読書記録~防忘録~

読書記録です。時々、漫画やアニメにも独り言してます。

魔法を召し上がれ 瀬名秀明著 講談社 2019年

 ネタばれになってるかも、すみません;

 「ぼくは自分が消える前に、魔法についての話をしよう」

 湾岸町のレストランで働くマジシャン・ヒカル。テーブルを巡り、料理を楽しむ客にマジックを披露している。高校時代、突然この世から消えた同級生の少女・美波を彼は忘れられない。ある日現れた、彼女の死にかかわりをもつ男。美波はなぜ死んだのか。時を同じくしてヒカルは、伝説的な老マジシャンからロボットを託される。
 一人と一体、そして彼らを取り巻く人々の再生の物語。                (帯文より)

 第一話 魔法を召し上がれ
「ぼく」ヒカルは横浜のレストラン≪ハーパーズ≫で、お客様が食事を待つ間、テーブルマジックを披露して働いている。ぼくにマジックを教えてくれたのは、両親を亡くしたぼくを引き取ってくれた叔父ドクと、≪ハーパーズ≫前任者テルさん。そして、ぼくに魔法をかけたのは美波。高校の同級生で、文化祭の前、ぼくの目の前から突然消えてしまった少女。≪ハーパーズ≫では美波のお姉さん美雪も働いている。
ある日来店した客は、自分はカメラマンだと名乗り、ヒカルの宣伝用の写真を撮らせて欲しいと営業を掛けて来る。美雪曰く、彼は美波がこの世から消える原因を作った男だと言う。
プロのマジシャンとして彼をあしらったその日、盲目のマジシャン ジェフは、ヒカルにロボットを預ける。ミチルと言う少年を。

 第二話 ビー・アワ・ゲスト
ヒカルはレストラン≪ル・マニフィック≫で働き始めた。ロボットを巧みに使い、サービスを追求する新感覚の店。ヒカルのマジックも、新繊維や折り紙、照明やロボットの協力も得て新しい局面を迎えて行く。小説家の熊谷さんがイラストレーターの桜井さんに、思いを伝えるためにも。

 第三話 折れた魔法の杖
ミチルがいなくなった。右腕だけを残して。ヒカルはミチルを探してミチルに縁のある大阪大学東北大学を訪ね歩く。ミチルの前身のロボット ケンイチや、彼がミチルに残した空の映像を知るヒカル。そしてヒカルは、リハビリ施設でマジックをしているミチルを見つける。

 第四話 スリー、ツー、ワン
ヒカルの母校で、美波の幽霊が出るという噂が流れているらしい。

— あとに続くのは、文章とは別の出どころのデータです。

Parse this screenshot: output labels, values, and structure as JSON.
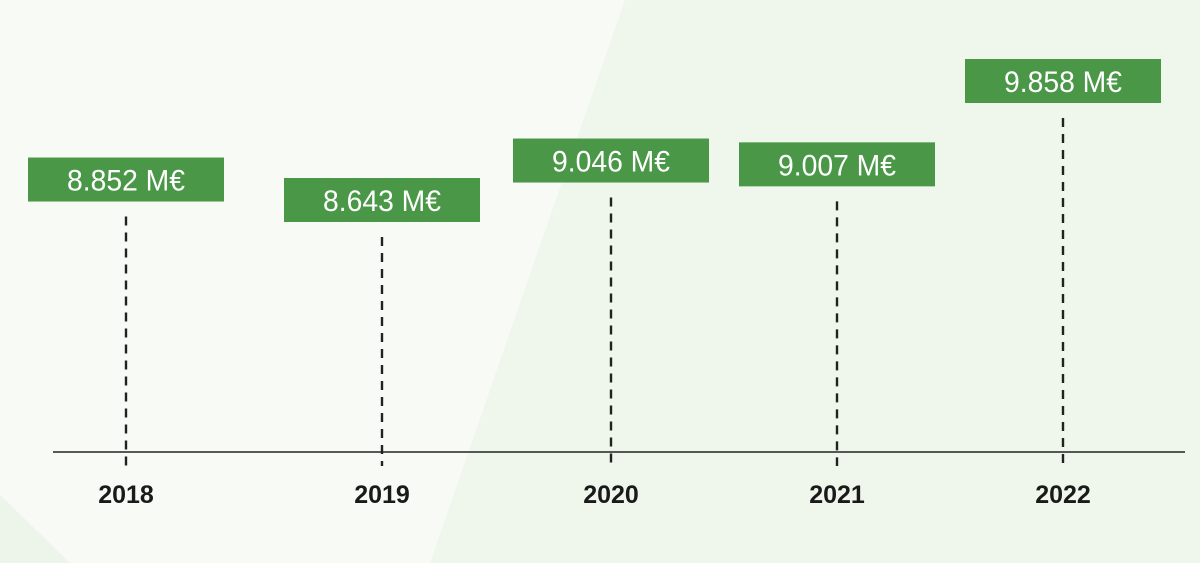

この世ではない別次元に行けるのだ、と自殺志願者も増えているのだとか。噂の元凶になっているのはロングラン公演が続いている舞台『マジック』と、ヒカルの元の職場≪ハーパーズ≫。ヒカルは≪ハーパーズ≫を訪ね、自分の高校の後輩がマジシャンとしてバイト勤めしていることを知る。…


 優しい文章を書くようになったよなぁ、瀬名さん。
 三題噺のようですね、ロボットとマジックと折り紙と。劇中に出てくる物語にしてもトールキンだのエンデだの、まぁツボをついてくること(笑)。そうそう、アニメ『電脳コイル』も連想しました。
 マジックは好きです。大仕掛けのものではなく、シンプルなテーブルマジックが。ただ、この作品に関する限り、映像がなかなか見えて来なくてですね、分からない所が結構ありました; これ、映像化してくれないかなぁ、数々のマジック、見てみたいなぁ。
 ケンイチくんの名前が出た所でおお、とちょっと感動しつつ。後継機種(?)がミチル(ミッチィ)というのは、やはり手塚治虫を意識してるのかしら、それは勘繰り過ぎかな。
 美波の消え方には、そりゃないわ、酷いわ、と思いましたね~。トラウマになるよ、これは。最後で救いになったのかな、でも現実世界で彼女は飛び降りてる訳だしなぁ。
 劇中劇ウィリアム・ゴールドマン著『マジック』は、読んでみたくなりました。